A Lesson On Advent & The New Year: Into Being

A Lesson On Advent & The New Year: Into Being December 27, 2014

 

At the beginning of December, I wrapped Advent gifts for my sons—books and a Christmas movie, something they could enjoy along the well-trodden path to Christmas Day.

I’ve been asking myself, as I do every year, what exactly Advent means for us.

But this time, things are different. Living in a new city makes me different, living in a new season of work and family makes me expectant of all future mysteries, and so, Advent has appeared to me in a new light.

Just as Christ appeared then, in the manger beneath the star-glow, bringing something altogether new to the world, so Advent sneaks up behind and asks something new of me.

So I went seeking, wondering what it might be.

With buzzing fingers and begging heart I sought, and I found buried on the webpage another definition of the word advent: a coming into being or use.

The very words beckoned me, like glittering gold in a pile of coal.

Advent has asked me to look deep, to see what’s coming into being.

Where am I going? What path am I on, and with whom am I celebrating the twists and turns?

I’ve always thought that New Year’s was the time for self-discovery, but Advent has called first, and I must answer in the darkest corners of my heart, and on the waxed-clean surfaces, too.

And as the glow Christmas slowly flickers out and New Year’s comes beckoning, I am ushered into the newness of 2015.
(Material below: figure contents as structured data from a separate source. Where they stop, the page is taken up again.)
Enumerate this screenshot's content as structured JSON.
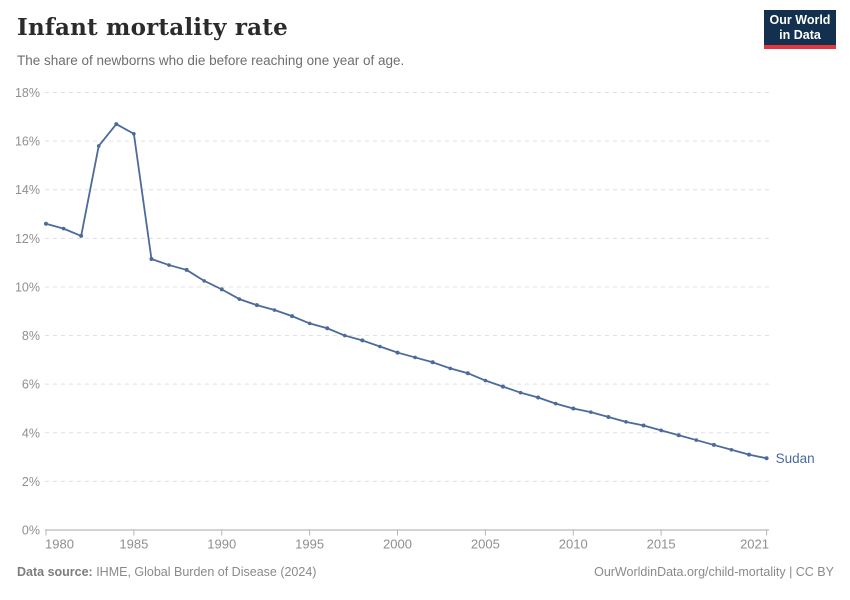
{
  "header": {
    "title": "Infant mortality rate",
    "subtitle": "The share of newborns who die before reaching one year of age.",
    "logo": {
      "line1": "Our World",
      "line2": "in Data",
      "bg_color": "#14304F",
      "accent_color": "#E5353F"
    }
  },
  "chart_data": {
    "type": "line",
    "title": "Infant mortality rate",
    "xlabel": "",
    "ylabel": "",
    "xlim": [
      1980,
      2021
    ],
    "ylim": [
      0,
      18
    ],
    "grid": "horizontal-dashed",
    "legend_position": "end-of-line-label",
    "x_ticks": [
      1980,
      1985,
      1990,
      1995,
      2000,
      2005,
      2010,
      2015,
      2021
    ],
    "y_ticks": [
      0,
      2,
      4,
      6,
      8,
      10,
      12,
      14,
      16,
      18
    ],
    "y_tick_suffix": "%",
    "series": [
      {
        "name": "Sudan",
        "color": "#4C6A9C",
        "x": [
          1980,
          1981,
          1982,
          1983,
          1984,
          1985,
          1986,
          1987,
          1988,
          1989,
          1990,
          1991,
          1992,
          1993,
          1994,
          1995,
          1996,
          1997,
          1998,
          1999,
          2000,
          2001,
          2002,
          2003,
          2004,
          2005,
          2006,
          2007,
          2008,
          2009,
          2010,
          2011,
          2012,
          2013,
          2014,
          2015,
          2016,
          2017,
          2018,
          2019,
          2020,
          2021
        ],
        "values": [
          12.6,
          12.4,
          12.1,
          15.8,
          16.7,
          16.3,
          11.15,
          10.9,
          10.7,
          10.25,
          9.9,
          9.5,
          9.25,
          9.05,
          8.8,
          8.5,
          8.3,
          8.0,
          7.8,
          7.55,
          7.3,
          7.1,
          6.9,
          6.65,
          6.45,
          6.15,
          5.9,
          5.65,
          5.45,
          5.2,
          5.0,
          4.85,
          4.65,
          4.45,
          4.3,
          4.1,
          3.9,
          3.7,
          3.5,
          3.3,
          3.1,
          2.95
        ]
      }
    ],
    "colors": {
      "gridline": "#e0e0e0",
      "axis_line": "#a8a8a8",
      "tick": "#b5b5b5",
      "tick_label": "#8f8f8f"
    }
  },
  "footer": {
    "source_label": "Data source:",
    "source_text": " IHME, Global Burden of Disease (2024)",
    "credit": "OurWorldinData.org/child-mortality | CC BY"
  }
}
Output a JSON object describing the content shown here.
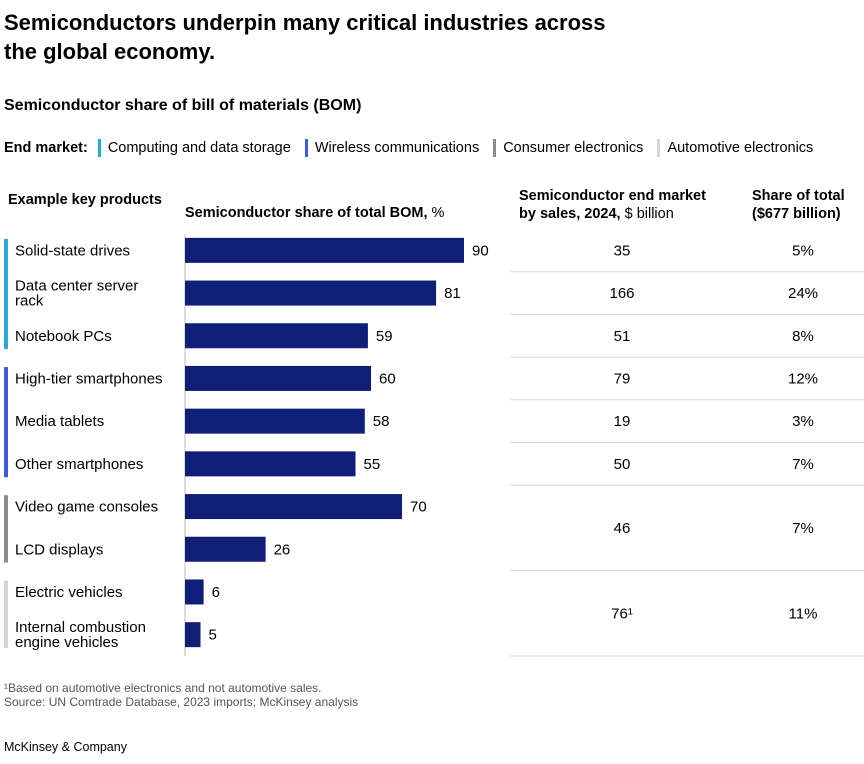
{
  "header": {
    "title_line1": "Semiconductors underpin many critical industries across",
    "title_line2": "the global economy.",
    "subtitle": "Semiconductor share of bill of materials (BOM)"
  },
  "legend": {
    "label": "End market:",
    "items": [
      {
        "name": "Computing and data storage",
        "color": "#29a8e0"
      },
      {
        "name": "Wireless communications",
        "color": "#3d5ad9"
      },
      {
        "name": "Consumer electronics",
        "color": "#8c8c8c"
      },
      {
        "name": "Automotive electronics",
        "color": "#d4d4d4"
      }
    ]
  },
  "columns": {
    "products": "Example key products",
    "bom_bold": "Semiconductor share of total BOM,",
    "bom_unit": " %",
    "sales_line1": "Semiconductor end market",
    "sales_line2_bold": "by sales, 2024,",
    "sales_line2_unit": " $ billion",
    "share_line1": "Share of total",
    "share_line2": "($677 billion)"
  },
  "chart_data": {
    "type": "bar",
    "orientation": "horizontal",
    "title": "Semiconductor share of bill of materials (BOM)",
    "xlabel": "Semiconductor share of total BOM, %",
    "xlim": [
      0,
      100
    ],
    "bar_color": "#0f1f78",
    "categories": [
      [
        "Solid-state drives"
      ],
      [
        "Data center server",
        "rack"
      ],
      [
        "Notebook PCs"
      ],
      [
        "High-tier smartphones"
      ],
      [
        "Media tablets"
      ],
      [
        "Other smartphones"
      ],
      [
        "Video game consoles"
      ],
      [
        "LCD displays"
      ],
      [
        "Electric vehicles"
      ],
      [
        "Internal combustion",
        "engine vehicles"
      ]
    ],
    "values": [
      90,
      81,
      59,
      60,
      58,
      55,
      70,
      26,
      6,
      5
    ],
    "end_market_groups": [
      {
        "name": "Computing and data storage",
        "rows": [
          0,
          2
        ],
        "color": "#29a8e0"
      },
      {
        "name": "Wireless communications",
        "rows": [
          3,
          5
        ],
        "color": "#3d5ad9"
      },
      {
        "name": "Consumer electronics",
        "rows": [
          6,
          7
        ],
        "color": "#8c8c8c"
      },
      {
        "name": "Automotive electronics",
        "rows": [
          8,
          9
        ],
        "color": "#d4d4d4"
      }
    ],
    "sales_table": [
      {
        "rows": [
          0,
          0
        ],
        "sales": "35",
        "share": "5%"
      },
      {
        "rows": [
          1,
          1
        ],
        "sales": "166",
        "share": "24%"
      },
      {
        "rows": [
          2,
          2
        ],
        "sales": "51",
        "share": "8%"
      },
      {
        "rows": [
          3,
          3
        ],
        "sales": "79",
        "share": "12%"
      },
      {
        "rows": [
          4,
          4
        ],
        "sales": "19",
        "share": "3%"
      },
      {
        "rows": [
          5,
          5
        ],
        "sales": "50",
        "share": "7%"
      },
      {
        "rows": [
          6,
          7
        ],
        "sales": "46",
        "share": "7%"
      },
      {
        "rows": [
          8,
          9
        ],
        "sales": "76¹",
        "share": "11%"
      }
    ]
  },
  "footnotes": {
    "note1": "¹Based on automotive electronics and not automotive sales.",
    "source": "Source: UN Comtrade Database, 2023 imports; McKinsey analysis"
  },
  "brand": "McKinsey & Company"
}
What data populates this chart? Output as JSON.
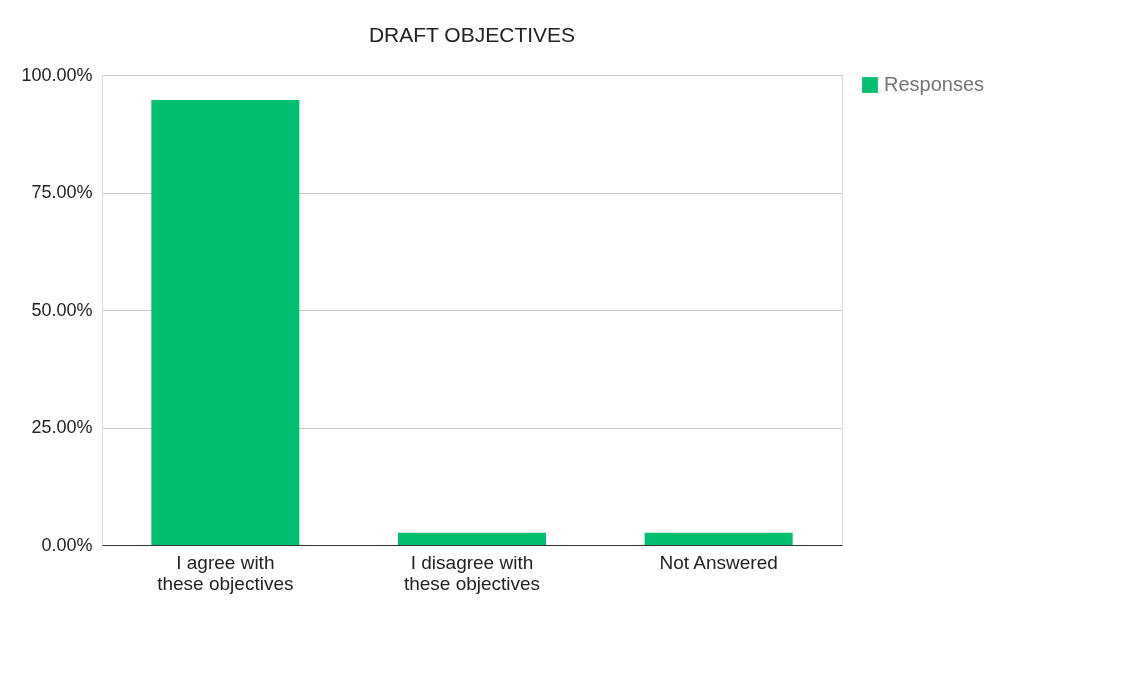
{
  "chart_data": {
    "type": "bar",
    "title": "DRAFT OBJECTIVES",
    "categories": [
      "I agree with these objectives",
      "I disagree with these objectives",
      "Not Answered"
    ],
    "series": [
      {
        "name": "Responses",
        "color": "#00bf6f",
        "values": [
          94.7,
          2.6,
          2.6
        ]
      }
    ],
    "ylim": [
      0,
      100
    ],
    "yticks": [
      {
        "value": 0,
        "label": "0.00%"
      },
      {
        "value": 25,
        "label": "25.00%"
      },
      {
        "value": 50,
        "label": "50.00%"
      },
      {
        "value": 75,
        "label": "75.00%"
      },
      {
        "value": 100,
        "label": "100.00%"
      }
    ],
    "grid": "y",
    "legend": "top right"
  }
}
If the Christ-child brought something new that night, the gift of His very presence, the start of Advent, can’t He re-create that gift year and year over in us?

We’re all going somewhere, because life and breath and time are not stagnant, and the ending of the calendar year reminds us that we seek glorious transformation.

And even in our Advent failings, we are called holy and we are called forward, into something.

Every day is some sort of renewal, but Advent is asking us to keep looking, past the holiday shopping and meal planning, through the glowing lights and underneath the piles of wrapping paper. Yes, even into the bottom of our eggnog glass, where we see ourselves, reflected.

Advent is asking us to look on into the future of who we are to be, and how we can get there with the being of Jesus leading us on.

Advent has called something out of us, and if we’re child-like enough to hear it, we may find, entirely fresh, the blessedness of the Christmas season as it brings itself to us.